Add this to the long list of headaches this brutal winter has created: a handful of businesses have been unable to properly use their own front doors, because frost heaves impeded the doors from swinging normally.
At Dakin Farm’s retail store in South Burlington, Vermont, the door has been getting stuck halfway open on a small frost heave. The freezing cold this winter has driven up the soil in the ground, and the pavers on the walkway to the maple syrup seller's door, preventing the door from opening fully.
"I'm hoping this is about as bad as it gets," Kim Kimball of Dakin Farm said of the frost heave outside the store. "We get lots of exercise walking back and forth, shutting the door behind people."
Kimball noted that most customers can still squeeze through the partially-opened door to go shopping. Customers using a stroller or a wheelchair may not be able to fit through, Kimball said. But she explained she could easily open a glass garage door-style entrance, just a few feet from the traditional entrance, to accommodate any customers who may not be able to use the door near the frost heave.

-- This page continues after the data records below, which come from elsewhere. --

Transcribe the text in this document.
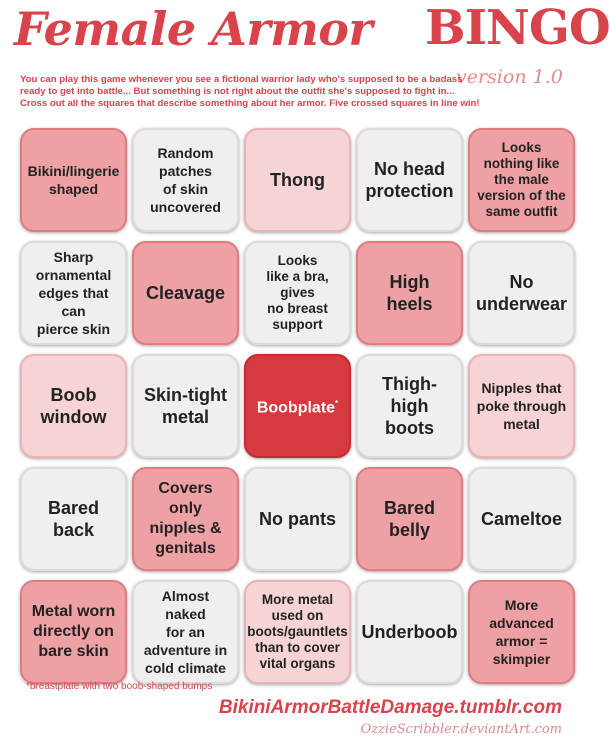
Female Armor BINGO
version 1.0
You can play this game whenever you see a fictional warrior lady who's supposed to be a badass
ready to get into battle... But something is not right about the outfit she's supposed to fight in...
Cross out all the squares that describe something about her armor. Five crossed squares in line win!
Bikini/lingerie
shaped
Random
patches
of skin
uncovered
Thong
No head
protection
Looks
nothing like
the male
version of the
same outfit
Sharp
ornamental
edges that can
pierce skin
Cleavage
Looks
like a bra,
gives
no breast
support
High heels
No
underwear
Boob
window
Skin-tight
metal	Boobplate*
Thigh-high
boots
Nipples that
poke through
metal
Bared back
Covers only
nipples &
genitals
No pants
Bared
belly
Cameltoe
Metal worn
directly on
bare skin
Almost naked
for an
adventure in
cold climate
More metal
used on
boots/gauntlets
than to cover
vital organs
Underboob
More
advanced
armor =
skimpier
*breastplate with two boob-shaped bumps
BikiniArmorBattleDamage.tumblr.com
OzzieScribbler.deviantArt.com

In nearby Winooski, the door to Bill Fastiggi’s Vermont Sailing Partners, a workshop that makes sails for boats, could only open a tiny crack Tuesday because of another frost heave. "I don't think any of us is small enough to get through that," Fastiggi joked.
And next door to Fastiggi’s business, the Vermont Brownie Company had another jammed door because of another frost heave. "We are ready for spring," sighed Cynthia O’Hara of the Vermont Brownie Company.

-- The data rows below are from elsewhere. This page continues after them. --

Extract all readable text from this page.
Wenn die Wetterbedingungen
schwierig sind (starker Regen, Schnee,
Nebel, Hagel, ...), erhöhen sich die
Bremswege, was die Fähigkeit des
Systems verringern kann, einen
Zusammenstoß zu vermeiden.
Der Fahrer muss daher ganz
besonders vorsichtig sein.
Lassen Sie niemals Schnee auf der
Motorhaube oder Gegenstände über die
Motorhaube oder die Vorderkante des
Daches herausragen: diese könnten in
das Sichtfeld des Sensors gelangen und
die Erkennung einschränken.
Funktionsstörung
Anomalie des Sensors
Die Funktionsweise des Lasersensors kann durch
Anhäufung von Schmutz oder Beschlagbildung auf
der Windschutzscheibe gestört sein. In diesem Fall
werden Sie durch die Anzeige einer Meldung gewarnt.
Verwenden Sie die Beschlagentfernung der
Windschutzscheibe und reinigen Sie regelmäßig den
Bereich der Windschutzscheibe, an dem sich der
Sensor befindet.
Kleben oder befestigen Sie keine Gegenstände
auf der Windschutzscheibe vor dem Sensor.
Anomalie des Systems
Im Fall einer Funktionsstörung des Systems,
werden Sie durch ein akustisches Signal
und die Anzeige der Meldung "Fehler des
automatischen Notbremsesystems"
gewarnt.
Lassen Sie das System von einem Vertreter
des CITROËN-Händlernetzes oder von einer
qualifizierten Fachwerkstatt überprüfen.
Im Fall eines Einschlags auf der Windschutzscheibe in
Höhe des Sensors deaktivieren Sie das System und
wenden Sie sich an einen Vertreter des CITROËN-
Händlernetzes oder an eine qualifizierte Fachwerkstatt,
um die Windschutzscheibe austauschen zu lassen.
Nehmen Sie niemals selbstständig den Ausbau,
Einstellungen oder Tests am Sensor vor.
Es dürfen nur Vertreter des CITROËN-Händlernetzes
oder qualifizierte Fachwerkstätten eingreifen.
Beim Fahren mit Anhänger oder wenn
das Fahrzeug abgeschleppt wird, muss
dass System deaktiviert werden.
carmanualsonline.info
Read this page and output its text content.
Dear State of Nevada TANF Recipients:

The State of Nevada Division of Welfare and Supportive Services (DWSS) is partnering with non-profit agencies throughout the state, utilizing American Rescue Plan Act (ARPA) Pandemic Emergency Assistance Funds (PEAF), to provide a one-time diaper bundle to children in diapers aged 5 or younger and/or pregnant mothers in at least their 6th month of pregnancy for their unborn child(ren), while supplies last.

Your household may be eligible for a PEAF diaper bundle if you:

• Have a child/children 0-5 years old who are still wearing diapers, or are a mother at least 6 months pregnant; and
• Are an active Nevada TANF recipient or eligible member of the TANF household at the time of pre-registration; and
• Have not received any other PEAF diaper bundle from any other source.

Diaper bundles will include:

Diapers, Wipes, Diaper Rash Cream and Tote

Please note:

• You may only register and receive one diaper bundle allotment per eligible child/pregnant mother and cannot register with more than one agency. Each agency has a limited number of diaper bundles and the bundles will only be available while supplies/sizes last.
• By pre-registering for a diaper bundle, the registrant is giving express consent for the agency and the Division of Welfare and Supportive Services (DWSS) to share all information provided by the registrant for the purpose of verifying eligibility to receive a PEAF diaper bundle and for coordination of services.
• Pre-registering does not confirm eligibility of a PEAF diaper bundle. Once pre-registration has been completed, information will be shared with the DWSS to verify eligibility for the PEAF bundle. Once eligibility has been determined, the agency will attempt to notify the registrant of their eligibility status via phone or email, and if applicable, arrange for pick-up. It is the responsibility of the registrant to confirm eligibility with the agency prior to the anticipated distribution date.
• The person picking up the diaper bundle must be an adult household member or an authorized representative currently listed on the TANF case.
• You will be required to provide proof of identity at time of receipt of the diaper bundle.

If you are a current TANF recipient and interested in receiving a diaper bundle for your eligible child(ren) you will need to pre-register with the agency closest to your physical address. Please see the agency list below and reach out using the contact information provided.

Normally, the brownie makers fill up big tubs with their packed boxes ready for shipping, and take them out the front door to go to the post office, O’Hara said. Since that door wouldn’t open wide enough to accommodate the tubs, they’ve had to use a rear entrance, winding their way down a narrow, icy path along the back of the building. They’ve been navigating past snow banks with their tubs, taking at least 100 extra steps, according to a count made by New England Cable News.
So when Chuck Padula showed up outside Vermont Sailing Partners and the Vermont Brownie Company Tuesday, the businesses were relieved. A construction contractor, Padula worked to remove the raised pavement so the companies could properly use their doors again.

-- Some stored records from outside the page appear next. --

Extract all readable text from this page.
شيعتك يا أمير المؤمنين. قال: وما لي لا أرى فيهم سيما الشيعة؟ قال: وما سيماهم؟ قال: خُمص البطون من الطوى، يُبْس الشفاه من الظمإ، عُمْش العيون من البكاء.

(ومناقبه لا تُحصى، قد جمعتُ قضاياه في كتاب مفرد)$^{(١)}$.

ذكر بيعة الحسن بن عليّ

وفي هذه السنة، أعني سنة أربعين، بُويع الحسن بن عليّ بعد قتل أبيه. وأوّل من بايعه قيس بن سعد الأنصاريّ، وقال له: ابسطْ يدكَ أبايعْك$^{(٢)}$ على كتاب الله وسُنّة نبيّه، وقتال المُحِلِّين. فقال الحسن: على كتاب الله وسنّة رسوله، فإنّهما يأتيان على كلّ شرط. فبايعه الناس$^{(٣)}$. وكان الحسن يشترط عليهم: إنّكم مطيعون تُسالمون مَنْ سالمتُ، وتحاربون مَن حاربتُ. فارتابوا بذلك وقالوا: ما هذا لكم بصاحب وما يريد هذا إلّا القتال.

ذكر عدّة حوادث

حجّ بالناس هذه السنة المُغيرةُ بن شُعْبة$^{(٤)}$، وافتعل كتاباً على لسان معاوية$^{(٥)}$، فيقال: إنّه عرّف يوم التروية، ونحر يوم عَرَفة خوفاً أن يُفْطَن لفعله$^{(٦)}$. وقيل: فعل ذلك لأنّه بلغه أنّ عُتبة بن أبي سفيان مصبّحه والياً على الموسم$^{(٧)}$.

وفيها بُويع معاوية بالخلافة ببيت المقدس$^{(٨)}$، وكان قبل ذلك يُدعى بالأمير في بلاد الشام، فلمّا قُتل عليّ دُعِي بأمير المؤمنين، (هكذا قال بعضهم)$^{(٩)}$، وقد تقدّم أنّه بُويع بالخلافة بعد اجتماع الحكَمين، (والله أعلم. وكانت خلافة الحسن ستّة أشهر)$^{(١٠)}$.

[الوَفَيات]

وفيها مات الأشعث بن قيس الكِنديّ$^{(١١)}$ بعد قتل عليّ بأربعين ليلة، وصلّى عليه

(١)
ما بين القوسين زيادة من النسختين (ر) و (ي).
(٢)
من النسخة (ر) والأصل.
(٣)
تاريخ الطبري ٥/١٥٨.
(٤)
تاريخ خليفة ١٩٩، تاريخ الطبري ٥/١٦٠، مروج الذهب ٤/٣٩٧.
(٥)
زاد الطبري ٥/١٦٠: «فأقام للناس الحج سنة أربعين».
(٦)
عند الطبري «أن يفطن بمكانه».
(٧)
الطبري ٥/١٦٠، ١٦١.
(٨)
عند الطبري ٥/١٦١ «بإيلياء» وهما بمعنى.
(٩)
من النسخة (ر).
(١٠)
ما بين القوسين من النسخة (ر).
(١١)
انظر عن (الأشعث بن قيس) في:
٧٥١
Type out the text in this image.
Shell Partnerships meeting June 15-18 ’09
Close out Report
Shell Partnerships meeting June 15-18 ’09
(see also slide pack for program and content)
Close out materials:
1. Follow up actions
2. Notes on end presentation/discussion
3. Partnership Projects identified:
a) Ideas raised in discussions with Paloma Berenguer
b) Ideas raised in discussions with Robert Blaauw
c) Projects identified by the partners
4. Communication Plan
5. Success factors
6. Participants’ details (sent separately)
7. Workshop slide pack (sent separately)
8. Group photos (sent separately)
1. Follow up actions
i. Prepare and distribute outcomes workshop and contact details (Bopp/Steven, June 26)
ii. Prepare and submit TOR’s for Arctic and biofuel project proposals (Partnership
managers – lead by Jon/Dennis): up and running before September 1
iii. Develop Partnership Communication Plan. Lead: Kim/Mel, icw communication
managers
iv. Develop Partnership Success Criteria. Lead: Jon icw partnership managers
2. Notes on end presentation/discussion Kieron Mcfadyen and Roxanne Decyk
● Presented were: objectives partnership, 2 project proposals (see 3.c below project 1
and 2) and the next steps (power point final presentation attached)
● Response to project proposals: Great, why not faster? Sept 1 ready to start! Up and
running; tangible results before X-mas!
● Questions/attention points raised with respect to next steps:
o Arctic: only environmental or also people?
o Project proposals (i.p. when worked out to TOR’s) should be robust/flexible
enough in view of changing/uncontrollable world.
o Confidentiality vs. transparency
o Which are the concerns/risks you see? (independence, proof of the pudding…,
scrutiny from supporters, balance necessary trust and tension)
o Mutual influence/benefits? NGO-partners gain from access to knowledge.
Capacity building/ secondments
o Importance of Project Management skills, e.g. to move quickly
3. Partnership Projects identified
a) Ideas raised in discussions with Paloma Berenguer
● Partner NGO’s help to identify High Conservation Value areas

"With the frost heaves, it's definitely going to get worse," Padula warned, describing how thawing and refreezing this month could mean many more frost heave headaches.
Dakin Farm, Vermont Sailing Partners, and the Vermont Brownie Company all have found ways around their minor problems, and all said they are determined to just keep trudging toward warmer weather ahead.
"It’s just part of business in Vermont," Kim Kimball beamed. "Hopefully, the warmer weather will come, the heave will go down, and our door can open normally."